While these resolutions appear promising, Leigh Collins, managing editor at Recharge, criticised the pact, asserting that ‘beyond these one-line aims, there were no details provided on how this would be met in practice’. This resolution was vague, and crucially, did not specify which colour of ‘low-carbon hydrogen’ they were striving for (blue or green?). Green hydrogen is the only type of hydrogen that is carbon-free – all other colours of hydrogen are produced from fossil fuels. This vagueness has implications. If the hydrogen strategy isn’t clearly defined, Collins raises the concern that fossil fuel companies will adopt hydrogen as a ‘lifeline for their existing operations’. This is an interesting point. Since every colour of hydrogen apart from green requires carbon, fossil-fuel-led groups will likely co-opt hydrogen if the strategy is not clearly defined.
Amazon’s announcement that, from January, it will stop accepting payment from UK Visa credit cards sent shockwaves through the finance industry. Amazon cited the steep rise in ‘interchange fees’ (additional cross-border costs that are payable by Amazon or merchants on its platform) which have risen five-fold since Brexit, forcing customers to use alternative payment methods.
This story reflects the broader impact that Brexit has had on all industries, including retail and fintech.
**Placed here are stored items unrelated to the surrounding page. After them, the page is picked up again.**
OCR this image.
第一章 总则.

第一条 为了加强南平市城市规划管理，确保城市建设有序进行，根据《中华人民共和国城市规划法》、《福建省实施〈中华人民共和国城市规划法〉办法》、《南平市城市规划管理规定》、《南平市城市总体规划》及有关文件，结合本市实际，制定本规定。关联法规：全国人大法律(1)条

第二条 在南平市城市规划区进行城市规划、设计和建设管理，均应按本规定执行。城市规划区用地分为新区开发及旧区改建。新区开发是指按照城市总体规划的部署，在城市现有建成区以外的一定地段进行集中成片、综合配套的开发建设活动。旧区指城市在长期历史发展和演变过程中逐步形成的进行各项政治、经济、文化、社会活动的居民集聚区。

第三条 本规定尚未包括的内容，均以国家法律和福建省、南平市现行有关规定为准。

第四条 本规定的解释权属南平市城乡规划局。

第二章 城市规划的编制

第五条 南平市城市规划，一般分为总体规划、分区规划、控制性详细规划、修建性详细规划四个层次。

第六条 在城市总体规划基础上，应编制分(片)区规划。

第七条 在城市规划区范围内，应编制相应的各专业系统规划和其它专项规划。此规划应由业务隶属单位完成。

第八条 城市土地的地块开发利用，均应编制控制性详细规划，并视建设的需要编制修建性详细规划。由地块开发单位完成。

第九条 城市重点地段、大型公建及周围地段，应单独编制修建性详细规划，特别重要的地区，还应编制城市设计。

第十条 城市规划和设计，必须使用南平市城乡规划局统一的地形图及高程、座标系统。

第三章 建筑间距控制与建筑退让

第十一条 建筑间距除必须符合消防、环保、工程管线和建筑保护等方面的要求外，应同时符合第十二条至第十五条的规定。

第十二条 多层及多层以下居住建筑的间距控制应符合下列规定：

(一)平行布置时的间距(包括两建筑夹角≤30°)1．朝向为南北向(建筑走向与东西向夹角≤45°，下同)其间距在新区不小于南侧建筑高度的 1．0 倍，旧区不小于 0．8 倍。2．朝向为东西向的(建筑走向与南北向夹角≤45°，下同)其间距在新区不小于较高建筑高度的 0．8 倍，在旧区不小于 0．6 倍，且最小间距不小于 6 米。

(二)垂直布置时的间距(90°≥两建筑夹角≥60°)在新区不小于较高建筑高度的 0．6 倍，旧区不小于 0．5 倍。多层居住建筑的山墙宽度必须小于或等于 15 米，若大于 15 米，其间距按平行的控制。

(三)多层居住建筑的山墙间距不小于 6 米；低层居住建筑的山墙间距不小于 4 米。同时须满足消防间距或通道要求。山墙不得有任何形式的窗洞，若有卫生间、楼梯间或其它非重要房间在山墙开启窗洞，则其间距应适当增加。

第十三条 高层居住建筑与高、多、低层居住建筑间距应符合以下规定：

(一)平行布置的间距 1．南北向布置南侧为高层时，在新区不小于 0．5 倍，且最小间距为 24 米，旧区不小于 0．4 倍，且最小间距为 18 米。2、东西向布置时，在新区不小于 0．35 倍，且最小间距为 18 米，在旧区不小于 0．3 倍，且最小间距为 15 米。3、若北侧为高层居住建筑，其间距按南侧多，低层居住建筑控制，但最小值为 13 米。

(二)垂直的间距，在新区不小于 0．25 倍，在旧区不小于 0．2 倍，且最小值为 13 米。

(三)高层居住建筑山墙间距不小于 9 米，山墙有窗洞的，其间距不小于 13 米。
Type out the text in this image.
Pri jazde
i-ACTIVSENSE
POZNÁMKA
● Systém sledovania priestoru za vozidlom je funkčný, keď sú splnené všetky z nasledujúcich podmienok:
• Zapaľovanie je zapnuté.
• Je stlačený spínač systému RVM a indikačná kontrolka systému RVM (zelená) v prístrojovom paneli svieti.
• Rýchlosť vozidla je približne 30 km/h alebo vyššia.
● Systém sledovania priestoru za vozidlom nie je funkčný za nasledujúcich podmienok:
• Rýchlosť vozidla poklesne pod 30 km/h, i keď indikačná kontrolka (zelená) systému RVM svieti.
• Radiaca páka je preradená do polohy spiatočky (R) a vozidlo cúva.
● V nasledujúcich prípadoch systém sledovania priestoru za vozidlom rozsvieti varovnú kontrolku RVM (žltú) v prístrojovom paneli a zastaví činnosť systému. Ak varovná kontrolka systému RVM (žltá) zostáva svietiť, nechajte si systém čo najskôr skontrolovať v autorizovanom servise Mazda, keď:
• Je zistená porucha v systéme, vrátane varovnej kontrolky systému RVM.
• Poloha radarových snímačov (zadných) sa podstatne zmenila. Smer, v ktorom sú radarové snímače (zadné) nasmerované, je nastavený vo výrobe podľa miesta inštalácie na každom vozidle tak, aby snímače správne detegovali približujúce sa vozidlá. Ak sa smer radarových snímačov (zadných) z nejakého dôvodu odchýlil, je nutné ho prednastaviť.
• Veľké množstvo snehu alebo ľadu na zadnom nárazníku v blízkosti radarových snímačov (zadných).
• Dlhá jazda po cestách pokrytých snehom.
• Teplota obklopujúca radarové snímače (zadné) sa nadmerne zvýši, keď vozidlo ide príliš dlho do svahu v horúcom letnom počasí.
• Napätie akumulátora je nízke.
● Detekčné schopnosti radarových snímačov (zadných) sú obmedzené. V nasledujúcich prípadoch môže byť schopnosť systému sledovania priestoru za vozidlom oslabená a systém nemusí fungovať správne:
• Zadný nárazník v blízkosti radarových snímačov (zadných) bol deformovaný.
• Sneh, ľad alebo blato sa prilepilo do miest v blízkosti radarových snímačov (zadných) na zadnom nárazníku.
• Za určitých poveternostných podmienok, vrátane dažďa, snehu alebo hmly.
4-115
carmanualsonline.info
According to a recent report by the British Retail Association, European retailers are enduring an extra £150 million annual increase in card fees – with some rising by almost 500%. The report calculated a £36.5 million burden in the UK alone. For merchants operating on the platform, this will lower their profit margins. Amazon claimed these additional fees, particularly those by Visa, are burdensome and harm diversity on the platform. One can’t help but think pot kettle black. The platform is known to have an algorithm that boosts the visibility of its own products and by removing the option to pay on credit with Visa, perhaps Amazon is trying to encourage shoppers to use its own Mastercard?
While this is not a tech story per se, it caught my eye this month. Online provider Atom Bank has announced that it will be introducing a four-day work week for its staff. Employees will now work 34 hours over four days and get either Monday or Friday off, without cutting their pay. Why? CEO of Atom Mark Mullen said that this new change was inspired by the pandemic and reflects employee preferences for a more flexible style of work. It aims to improve wellbeing and work-life balance, and retain staff.
This is a trend to watch. Over the past year, several companies have introduced a four-day week. But will it really help to reduce stress and burnout? While a nine-to-five is the typical working day for many, more often than not, employees work beyond these expected hours. The four-day work week at Atom requires that employees work longer hours Monday to Thursday (or Tuesday to Friday). If workers are already going over their expected hours, will they be working for even longer days with just four to work with? While the prospect of a four day working week may be tempting for many, workers in hospitality or public services for example, faced by worker shortages and requiring 24/7 operations, do not have this same luxury.